The chinese government imposes controls on citizens that I've never thought possible. Thus they have completely surprised me with the notion that the Chinese state might centrally control every computer in China. Their Green Dam firewall software obviously has social control purposes but I did not make the step Schneier makes in this article of assuming military purposes as well.
There are difficulties in defending against a botnet of this type, even though you might think it would be simple to block all Chinese traffic. There are many properties the Chinese government can buy all over the world to act as redirectors for Chinese internet traffic. If the time came to coordinate attacks against foreign computer services, there would be no one internet road to blockade. It would be impossible for, for example, Amazon, to determine if the packet arriving from New Jersey via Scotland originated in Scotland or is a proxy for a request made in China. If they can't filter out the overload they will essentially go offline.

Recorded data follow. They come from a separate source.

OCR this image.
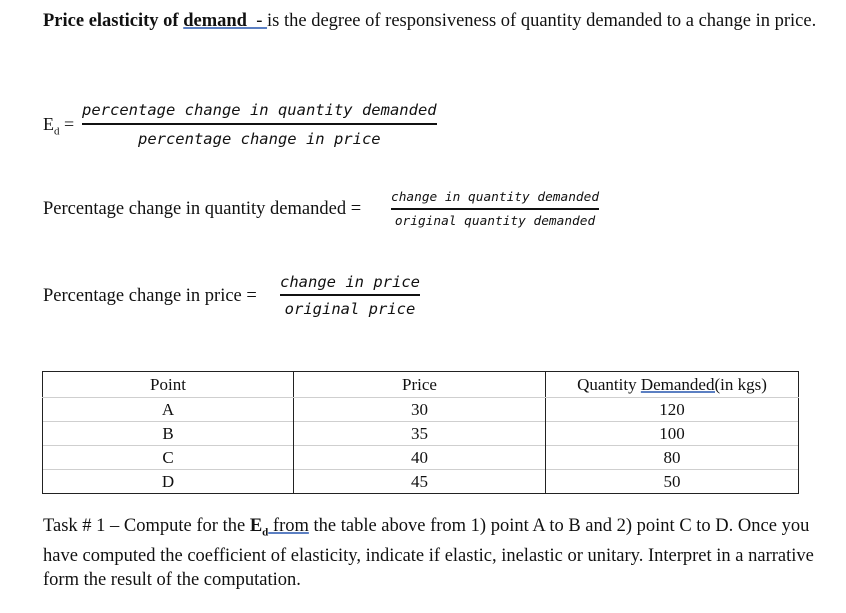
Price elasticity of demand  - is the degree of responsiveness of quantity demanded to a change in price.
$E_d$ =
percentage change in quantity demanded
percentage change in price
Percentage change in quantity demanded =
change in quantity demanded
original quantity demanded
Percentage change in price =
change in price
original price
Point	Price	Quantity Demanded(in kgs)
A	30	120
B	35	100
C	40	80
D	45	50
Task # 1 – Compute for the $E_d$ from the table above from 1) point A to B and 2) point C to D. Once you have computed the coefficient of elasticity, indicate if elastic, inelastic or unitary. Interpret in a narrative form the result of the computation.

I can imagine an argument for implausibility: "oh that won't happen", another argument for over-complexity: "they'll never pull that off, it's too hard", or an argument akin to 9/11 saying: "oh sure, it will work once but thereafter no one will connect to China", but in truth, I can see flaws in each of these.

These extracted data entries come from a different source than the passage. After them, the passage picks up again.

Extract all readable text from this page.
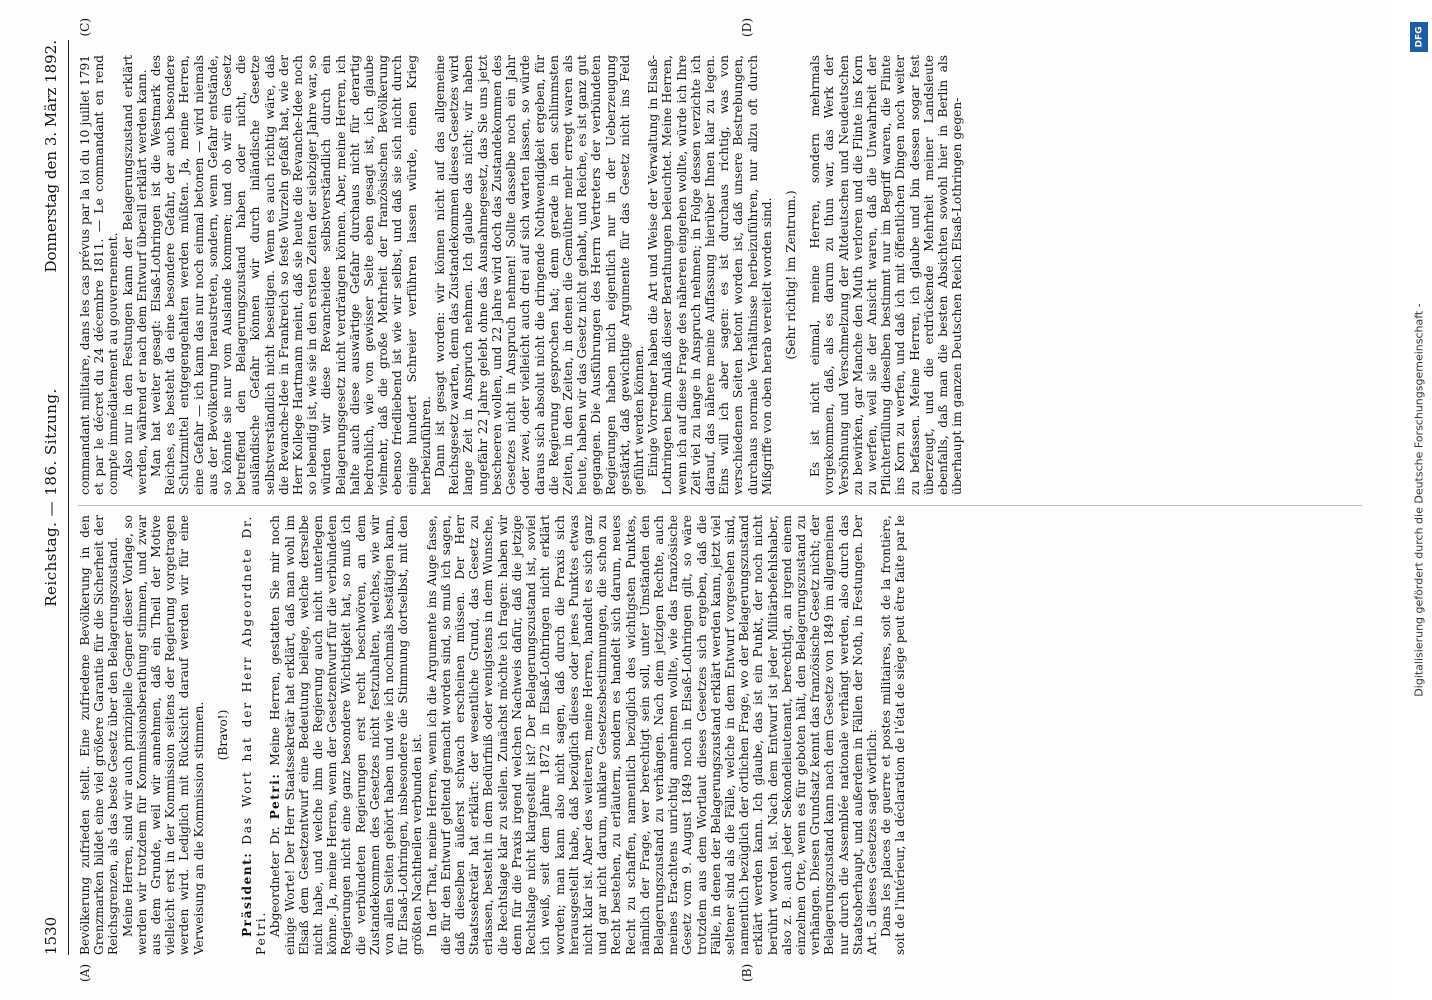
1530
Reichstag. — 186. Sitzung.
Donnerstag den 3. März 1892.
(A)	(B)
(C)	(D)

Bevölkerung zufrieden stellt. Eine zufriedene Bevölkerung in den Grenzmarken bildet eine viel größere Garantie für die Sicherheit der Reichsgrenzen, als das beste Gesetz über den Belagerungszustand. Meine Herren, sind wir auch prinzipielle Gegner dieser Vorlage, so werden wir trotzdem für Kommissionsberathung stimmen, und zwar aus dem Grunde, weil wir annehmen, daß ein Theil der Motive vielleicht erst in der Kommission seitens der Regierung vorgetragen werden wird. Lediglich mit Rücksicht darauf werden wir für eine Verweisung an die Kommission stimmen. (Bravo!)

Präsident: Das Wort hat der Herr Abgeordnete Dr. Petri. Abgeordneter Dr. Petri: Meine Herren, gestatten Sie mir noch einige Worte! Der Herr Staatssekretär hat erklärt, daß man wohl im Elsaß dem Gesetzentwurf eine Bedeutung beilege, welche derselbe nicht habe, und welche ihm die Regierung auch nicht unterlegen könne. Ja, meine Herren, wenn der Gesetzentwurf für die verbündeten Regierungen nicht eine ganz besondere Wichtigkeit hat, so muß ich die verbündeten Regierungen erst recht beschwören, an dem Zustandekommen des Gesetzes nicht festzuhalten, welches, wie wir von allen Seiten gehört haben und wie ich nochmals bestätigen kann, für Elsaß-Lothringen, insbesondere die Stimmung dortselbst, mit den größten Nachtheilen verbunden ist. In der That, meine Herren, wenn ich die Argumente ins Auge fasse, die für den Entwurf geltend gemacht worden sind, so muß ich sagen, daß dieselben äußerst schwach erscheinen müssen. Der Herr Staatssekretär hat erklärt: der wesentliche Grund, das Gesetz zu erlassen, besteht in dem Bedürfniß oder wenigstens in dem Wunsche, die Rechtslage klar zu stellen. Zunächst möchte ich fragen: haben wir denn für die Praxis irgend welchen Nachweis dafür, daß die jetzige Rechtslage nicht klargestellt ist? Der Belagerungszustand ist, soviel ich weiß, seit dem Jahre 1872 in Elsaß-Lothringen nicht erklärt worden; man kann also nicht sagen, daß durch die Praxis sich herausgestellt habe, daß bezüglich dieses oder jenes Punktes etwas nicht klar ist. Aber des weiteren, meine Herren, handelt es sich ganz und gar nicht darum, unklare Gesetzesbestimmungen, die schon zu Recht bestehen, zu erläutern, sondern es handelt sich darum, neues Recht zu schaffen, namentlich bezüglich des wichtigsten Punktes, nämlich der Frage, wer berechtigt sein soll, unter Umständen den Belagerungszustand zu verhängen. Nach dem jetzigen Rechte, auch meines Erachtens unrichtig annehmen wollte, wie das französische Gesetz vom 9. August 1849 noch in Elsaß-Lothringen gilt, so wäre trotzdem aus dem Wortlaut dieses Gesetzes sich ergeben, daß die Fälle, in denen der Belagerungszustand erklärt werden kann, jetzt viel seltener sind als die Fälle, welche in dem Entwurf vorgesehen sind, namentlich bezüglich der örtlichen Frage, wo der Belagerungszustand erklärt werden kann. Ich glaube, das ist ein Punkt, der noch nicht berührt worden ist. Nach dem Entwurf ist jeder Militärbefehlshaber, also z. B. auch jeder Sekondelieutenant, berechtigt, an irgend einem einzelnen Orte, wenn es für geboten hält, den Belagerungszustand zu verhängen. Diesen Grundsatz kennt das französische Gesetz nicht; der Belagerungszustand kann nach dem Gesetze von 1849 im allgemeinen nur durch die Assemblée nationale verhängt werden, also durch das Staatsoberhaupt, und außerdem in Fällen der Noth, in Festungen. Der Art. 5 dieses Gesetzes sagt wörtlich: Dans les places de guerre et postes militaires, soit de la frontière, soit de l'intérieur, la déclaration de l'état de siège peut être faite par le

commandant militaire, dans les cas prévus par la loi du 10 juillet 1791 et par le décret du 24 décembre 1811. — Le commandant en rend compte immédiatement au gouvernement. Also nur in den Festungen kann der Belagerungszustand erklärt werden, während er nach dem Entwurf überall erklärt werden kann. Man hat weiter gesagt: Elsaß-Lothringen ist die Westmark des Reiches, es besteht da eine besondere Gefahr, der auch besondere Schutzmittel entgegengehalten werden müßten. Ja, meine Herren, eine Gefahr — ich kann das nur noch einmal betonen — wird niemals aus der Bevölkerung heraustreten, sondern, wenn Gefahr entstände, so könnte sie nur vom Auslande kommen; und ob wir ein Gesetz betreffend den Belagerungszustand haben oder nicht, die ausländische Gefahr können wir durch inländische Gesetze selbstverständlich nicht beseitigen. Wenn es auch richtig wäre, daß die Revanche-Idee in Frankreich so feste Wurzeln gefaßt hat, wie der Herr Kollege Hartmann meint, daß sie heute die Revanche-Idee noch so lebendig ist, wie sie in den ersten Zeiten der siebziger Jahre war, so würden wir diese Revancheidee selbstverständlich durch ein Belagerungsgesetz nicht verdrängen können. Aber, meine Herren, ich halte auch diese auswärtige Gefahr durchaus nicht für derartig bedrohlich, wie von gewisser Seite eben gesagt ist, ich glaube vielmehr, daß die große Mehrheit der französischen Bevölkerung ebenso friedliebend ist wie wir selbst, und daß sie sich nicht durch einige hundert Schreier verführen lassen würde, einen Krieg herbeizuführen. Dann ist gesagt worden: wir können nicht auf das allgemeine Reichsgesetz warten, denn das Zustandekommen dieses Gesetzes wird lange Zeit in Anspruch nehmen. Ich glaube das nicht; wir haben ungefähr 22 Jahre gelebt ohne das Ausnahmegesetz, das Sie uns jetzt bescheeren wollen, und 22 Jahre wird doch das Zustandekommen des Gesetzes nicht in Anspruch nehmen! Sollte dasselbe noch ein Jahr oder zwei, oder vielleicht auch drei auf sich warten lassen, so würde daraus sich absolut nicht die dringende Nothwendigkeit ergeben, für die Regierung gesprochen hat; denn gerade in den schlimmsten Zeiten, in den Zeiten, in denen die Gemüther mehr erregt waren als heute, haben wir das Gesetz nicht gehabt, und Reiche, es ist ganz gut gegangen. Die Ausführungen des Herrn Vertreters der verbündeten Regierungen haben mich eigentlich nur in der Ueberzeugung gestärkt, daß gewichtige Argumente für das Gesetz nicht ins Feld geführt werden können. Einige Vorredner haben die Art und Weise der Verwaltung in Elsaß-Lothringen beim Anlaß dieser Berathungen beleuchtet. Meine Herren, wenn ich auf diese Frage des näheren eingehen wollte, würde ich Ihre Zeit viel zu lange in Anspruch nehmen; in Folge dessen verzichte ich darauf, das nähere meine Auffassung hierüber Ihnen klar zu legen. Eins will ich aber sagen: es ist durchaus richtig, was von verschiedenen Seiten betont worden ist, daß unsere Bestrebungen, durchaus normale Verhältnisse herbeizuführen, nur allzu oft durch Mißgriffe von oben herab vereitelt worden sind. (Sehr richtig! im Zentrum.) Es ist nicht einmal, meine Herren, sondern mehrmals vorgekommen, daß, als es darum zu thun war, das Werk der Versöhnung und Verschmelzung der Altdeutschen und Neudeutschen zu bewirken, gar Manche den Muth verloren und die Flinte ins Korn zu werfen, weil sie der Ansicht waren, daß die Unwahrheit der Pflichterfüllung dieselben bestimmt nur im Begriff waren, die Flinte ins Korn zu werfen, und daß ich mit öffentlichen Dingen noch weiter zu befassen. Meine Herren, ich glaube und bin dessen sogar fest überzeugt, und die erdrückende Mehrheit meiner Landsleute ebenfalls, daß man die besten Absichten sowohl hier in Berlin als überhaupt im ganzen Deutschen Reich Elsaß-Lothringen gegen-

Digitalisierung gefördert durch die Deutsche Forschungsgemeinschaft -
DFG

One thing is for sure. Even if you could shut China "off" so to speak so that they can only communicate with Chinese internet properties, if you came to depend on them for anything, you'd lose access to that too.
I want to believe they'll have to behave equitably to participate in the internet world community, but as their power grows, perhaps we'll see a foreign influence imposed on much of the internet backed by the power of their botnet.